Jeder Mensch ist einzigartig: Wir unterscheiden uns durch unsere genetische Veranlagung, unsere Lebensgeschichte, dadurch, wie empfindsam wir sind, wie wir sind, wie wir leben und auch wie wir krank werden. So kommt es, dass ein und dasselbe Ereignis einen Menschen völlig unberührt lässt, während es bei einem anderen eine Krankheit auslösen kann. Hier zählt nicht die Objektivität einer Tatsache, sondern das subjektive Empfinden, das ein Trauma hervorruft und infolgedessen zu Unwohlsein, Krankheit des Geistes und des Körpers führt. Deshalb ist eine aufmerksame Herangehensweise an die Person selbst gefragt, bei der der Name des Menschen vor der Bezeichnung der jeweiligen Diagnose zu stehen hat. Bachelard zufolge wird jeder Mensch durch seinen Namen geprägt. Um gesund werden zu können, ist es wichtig, sich durch den eigenen Namen zu identifizieren und nicht durch den der Krankheit. Die Diagnose ist hier nicht hilfreich, ja, sie ist sogar das erste Problem, das es zu überwinden gilt, wenn ein Mensch sich damit identifiziert. Hilfreich ist die aufmerksame Beobachtung der Symptome, da diese das tatsächliche Problem widerspiegeln.

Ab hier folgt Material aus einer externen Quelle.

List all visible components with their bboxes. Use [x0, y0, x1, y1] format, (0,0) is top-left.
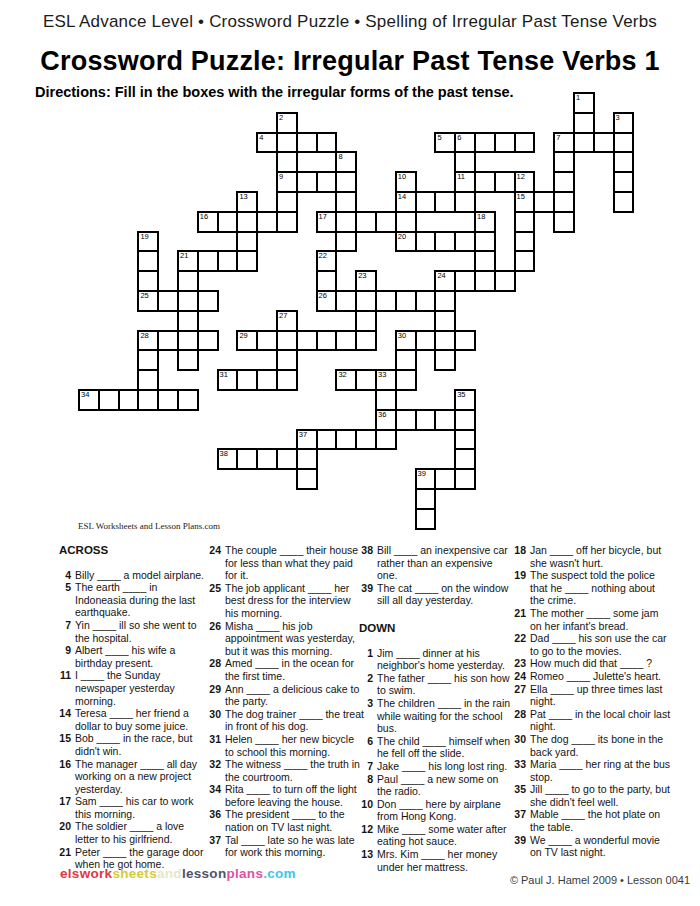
grid-cell-r5c19[interactable] — [454, 191, 476, 213]
cell-number-9: 9 — [279, 173, 283, 181]
clue-number: 11 — [57, 669, 71, 682]
across-clue-36: 36The president ____ to the nation on TV… — [205, 808, 365, 833]
page-title: Crossword Puzzle: Irregular Past Tense V… — [0, 46, 700, 77]
grid-cell-r12c13[interactable] — [335, 330, 357, 352]
grid-cell-r4c16[interactable]: 10 — [395, 171, 417, 193]
grid-cell-r12c6[interactable] — [197, 330, 219, 352]
grid-cell-r7c22[interactable] — [514, 231, 536, 253]
grid-cell-r14c10[interactable] — [276, 369, 298, 391]
clue-number: 28 — [205, 657, 221, 670]
clue-text: The couple ____ their house for less tha… — [225, 544, 365, 582]
grid-cell-r4c24[interactable] — [553, 171, 575, 193]
grid-cell-r2c10[interactable] — [276, 132, 298, 154]
grid-cell-r17c13[interactable] — [335, 429, 357, 451]
clue-number: 26 — [205, 620, 221, 633]
across-header: ACROSS — [57, 544, 204, 557]
grid-cell-r2c18[interactable]: 5 — [434, 132, 456, 154]
clue-text: The children ____ in the rain while wait… — [377, 697, 514, 735]
clue-text: Don ____ here by airplane from Hong Kong… — [377, 798, 514, 823]
clue-number: 12 — [357, 823, 373, 836]
grid-cell-r6c12[interactable]: 17 — [316, 211, 338, 233]
clue-text: Bob ____ in the race, but didn't win. — [75, 732, 204, 757]
clue-text: Sam ____ his car to work this morning. — [75, 795, 204, 820]
grid-cell-r7c17[interactable] — [415, 231, 437, 253]
grid-cell-r19c17[interactable]: 39 — [415, 468, 437, 490]
grid-cell-r15c2[interactable] — [118, 389, 140, 411]
across-clue-30: 30The dog trainer ____ the treat in fron… — [205, 708, 365, 733]
cell-number-32: 32 — [338, 371, 346, 379]
grid-cell-r15c1[interactable] — [98, 389, 120, 411]
clue-text: Pat ____ in the local choir last night. — [530, 708, 672, 733]
grid-cell-r6c9[interactable] — [256, 211, 278, 233]
across-clue-31: 31Helen ____ her new bicycle to school t… — [205, 733, 365, 758]
clue-number: 37 — [510, 808, 526, 821]
clue-number: 9 — [57, 644, 71, 657]
clue-text: Bill ____ an inexpensive car rather than… — [377, 544, 514, 582]
grid-cell-r19c18[interactable] — [434, 468, 456, 490]
grid-cell-r21c17[interactable] — [415, 508, 437, 530]
down-clue-18: 18Jan ____ off her bicycle, but she wasn… — [510, 544, 672, 569]
grid-cell-r14c14[interactable] — [355, 369, 377, 391]
grid-cell-r5c23[interactable] — [533, 191, 555, 213]
clue-number: 30 — [510, 733, 526, 746]
across-clue-29: 29Ann ____ a delicious cake to the party… — [205, 683, 365, 708]
grid-cell-r4c21[interactable] — [494, 171, 516, 193]
grid-cell-r14c15[interactable]: 33 — [375, 369, 397, 391]
clue-column-1: ACROSS4Billy ____ a model airplane.5The … — [57, 544, 204, 871]
cell-number-3: 3 — [616, 114, 620, 122]
grid-cell-r10c16[interactable] — [395, 290, 417, 312]
grid-cell-r15c3[interactable] — [137, 389, 159, 411]
grid-cell-r8c7[interactable] — [217, 250, 239, 272]
grid-cell-r18c10[interactable] — [276, 448, 298, 470]
across-clue-7: 7Yin ____ ill so she went to the hospita… — [57, 619, 204, 644]
grid-cell-r12c9[interactable] — [256, 330, 278, 352]
clue-number: 1 — [357, 647, 373, 660]
grid-cell-r7c8[interactable] — [236, 231, 258, 253]
grid-cell-r5c17[interactable] — [415, 191, 437, 213]
cell-number-15: 15 — [517, 193, 525, 201]
grid-cell-r9c5[interactable] — [177, 270, 199, 292]
grid-cell-r13c16[interactable] — [395, 349, 417, 371]
grid-cell-r19c11[interactable] — [296, 468, 318, 490]
grid-cell-r2c24[interactable]: 7 — [553, 132, 575, 154]
grid-cell-r10c18[interactable] — [434, 290, 456, 312]
clue-text: Dad ____ his son use the car to go to th… — [530, 632, 672, 657]
clue-number: 5 — [57, 581, 71, 594]
grid-cell-r2c9[interactable]: 4 — [256, 132, 278, 154]
grid-cell-r6c13[interactable] — [335, 211, 357, 233]
grid-cell-r4c10[interactable]: 9 — [276, 171, 298, 193]
grid-cell-r11c14[interactable] — [355, 310, 377, 332]
grid-cell-r12c11[interactable] — [296, 330, 318, 352]
down-clue-6: 6The child ____ himself when he fell off… — [357, 735, 514, 760]
cell-number-1: 1 — [576, 94, 580, 102]
grid-cell-r12c4[interactable] — [157, 330, 179, 352]
cell-number-17: 17 — [319, 213, 327, 221]
grid-cell-r2c22[interactable] — [514, 132, 536, 154]
down-clue-39: 39We ____ a wonderful movie on TV last n… — [510, 834, 672, 859]
grid-cell-r10c15[interactable] — [375, 290, 397, 312]
across-clue-38: 38Bill ____ an inexpensive car rather th… — [357, 544, 514, 582]
clue-number: 38 — [357, 544, 373, 557]
grid-cell-r7c19[interactable] — [454, 231, 476, 253]
grid-cell-r1c25[interactable] — [573, 112, 595, 134]
grid-cell-r4c22[interactable]: 12 — [514, 171, 536, 193]
grid-cell-r18c9[interactable] — [256, 448, 278, 470]
grid-cell-r9c18[interactable]: 24 — [434, 270, 456, 292]
across-clue-15: 15Bob ____ in the race, but didn't win. — [57, 732, 204, 757]
grid-cell-r18c11[interactable] — [296, 448, 318, 470]
down-clue-8: 8Paul ____ a new some on the radio. — [357, 773, 514, 798]
clue-text: Amed ____ in the ocean for the first tim… — [225, 657, 365, 682]
grid-cell-r13c3[interactable] — [137, 349, 159, 371]
cell-number-6: 6 — [457, 134, 461, 142]
clue-number: 4 — [57, 569, 71, 582]
down-clue-1: 1Jim ____ dinner at his neighbor's home … — [357, 647, 514, 672]
clue-text: Albert ____ his wife a birthday present. — [75, 644, 204, 669]
site-footer-segment-2: and — [157, 866, 182, 881]
down-clue-21: 21The mother ____ some jam on her infant… — [510, 607, 672, 632]
grid-cell-r9c20[interactable] — [474, 270, 496, 292]
grid-cell-r4c11[interactable] — [296, 171, 318, 193]
grid-cell-r3c13[interactable]: 8 — [335, 151, 357, 173]
grid-cell-r4c13[interactable] — [335, 171, 357, 193]
grid-cell-r12c12[interactable] — [316, 330, 338, 352]
across-clue-37: 37Tal ____ late so he was late for work … — [205, 834, 365, 859]
cell-number-37: 37 — [299, 431, 307, 439]
grid-cell-r15c5[interactable] — [177, 389, 199, 411]
grid-cell-r7c18[interactable] — [434, 231, 456, 253]
grid-cell-r7c3[interactable]: 19 — [137, 231, 159, 253]
down-clue-19: 19The suspect told the police that he __… — [510, 569, 672, 607]
grid-cell-r16c15[interactable]: 36 — [375, 409, 397, 431]
grid-cell-r12c3[interactable]: 28 — [137, 330, 159, 352]
grid-cell-r2c26[interactable] — [593, 132, 615, 154]
cell-number-21: 21 — [180, 252, 188, 260]
grid-cell-r7c13[interactable] — [335, 231, 357, 253]
grid-cell-r3c10[interactable] — [276, 151, 298, 173]
clue-text: The witness ____ the truth in the courtr… — [225, 758, 365, 783]
grid-cell-r3c19[interactable] — [454, 151, 476, 173]
cell-number-28: 28 — [140, 332, 148, 340]
across-clue-39: 39The cat ____ on the window sill all da… — [357, 582, 514, 607]
across-clue-24: 24The couple ____ their house for less t… — [205, 544, 365, 582]
grid-cell-r10c17[interactable] — [415, 290, 437, 312]
across-clue-4: 4Billy ____ a model airplane. — [57, 569, 204, 582]
grid-cell-r6c8[interactable] — [236, 211, 258, 233]
grid-cell-r4c12[interactable] — [316, 171, 338, 193]
site-footer-segment-4: plans — [226, 866, 263, 881]
cell-number-4: 4 — [259, 134, 263, 142]
site-footer-segment-0: elswork — [60, 866, 112, 881]
cell-number-20: 20 — [398, 233, 406, 241]
copyright-text: © Paul J. Hamel 2009 • Lesson 0041 — [510, 874, 690, 886]
site-footer-segment-5: .com — [263, 866, 296, 881]
clue-text: How much did that ____ ? — [530, 657, 672, 670]
across-clue-9: 9Albert ____ his wife a birthday present… — [57, 644, 204, 669]
grid-cell-r5c16[interactable]: 14 — [395, 191, 417, 213]
grid-cell-r8c3[interactable] — [137, 250, 159, 272]
clue-text: The soldier ____ a love letter to his gi… — [75, 820, 204, 845]
grid-cell-r5c13[interactable] — [335, 191, 357, 213]
grid-cell-r2c12[interactable] — [316, 132, 338, 154]
clue-text: The job applicant ____ her best dress fo… — [225, 582, 365, 620]
grid-cell-r2c11[interactable] — [296, 132, 318, 154]
grid-cell-r17c12[interactable] — [316, 429, 338, 451]
grid-cell-r6c6[interactable]: 16 — [197, 211, 219, 233]
clue-text: Mike ____ some water after eating hot sa… — [377, 823, 514, 848]
clue-number: 13 — [357, 848, 373, 861]
clue-number: 3 — [357, 697, 373, 710]
grid-cell-r13c5[interactable] — [177, 349, 199, 371]
grid-cell-r8c8[interactable] — [236, 250, 258, 272]
grid-cell-r12c8[interactable]: 29 — [236, 330, 258, 352]
grid-cell-r2c27[interactable] — [613, 132, 635, 154]
across-clue-20: 20The soldier ____ a love letter to his … — [57, 820, 204, 845]
clue-text: We ____ a wonderful movie on TV last nig… — [530, 834, 672, 859]
grid-cell-r12c10[interactable] — [276, 330, 298, 352]
across-clue-28: 28Amed ____ in the ocean for the first t… — [205, 657, 365, 682]
grid-cell-r6c24[interactable] — [553, 211, 575, 233]
clue-number: 8 — [357, 773, 373, 786]
clue-number: 24 — [205, 544, 221, 557]
grid-cell-r17c19[interactable] — [454, 429, 476, 451]
grid-cell-r1c10[interactable]: 2 — [276, 112, 298, 134]
grid-cell-r4c19[interactable]: 11 — [454, 171, 476, 193]
grid-cell-r10c14[interactable] — [355, 290, 377, 312]
grid-cell-r16c18[interactable] — [434, 409, 456, 431]
grid-cell-r12c19[interactable] — [454, 330, 476, 352]
cell-number-25: 25 — [140, 292, 148, 300]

Meine gezielte, breitgefächerte berufliche Bildung und mein persönlicher Erfahrungsschatz haben mich gelehrt, dass SCHWIERIGEN ZEITEN im Leben auf spezifische Art und Weise begegnet werden muss und dass dazu ein Instrument erforderlich ist, das speziell für die entsprechende Person und für diesen spezifischen Zeitpunkt ausgewählt wird. Ein guter Jäger versteht es, von allen Pfeilen in seinem Köcher den richtigen Pfeil auszuwählen. Bestimmend sind der Wind, die Entfernung, eventuelle Hindernisse und die Stärke seines Bogens. Seine Auswahl und sein Ziel sind entscheidend für das Ergebnis. Dann geht es einen Wildbach hinunter, voller Stromschnellen und Steinen, die es zu vermeiden gilt, aber wir rudern mit vereinten Kräften, zusammen in einem Kanu. Ich kümmere mich um das Steuer, und gemeinsam schaffen wir es, die schwierigen Stellen zu umschiffen und den Fahrer an sein Ziel zu bringen.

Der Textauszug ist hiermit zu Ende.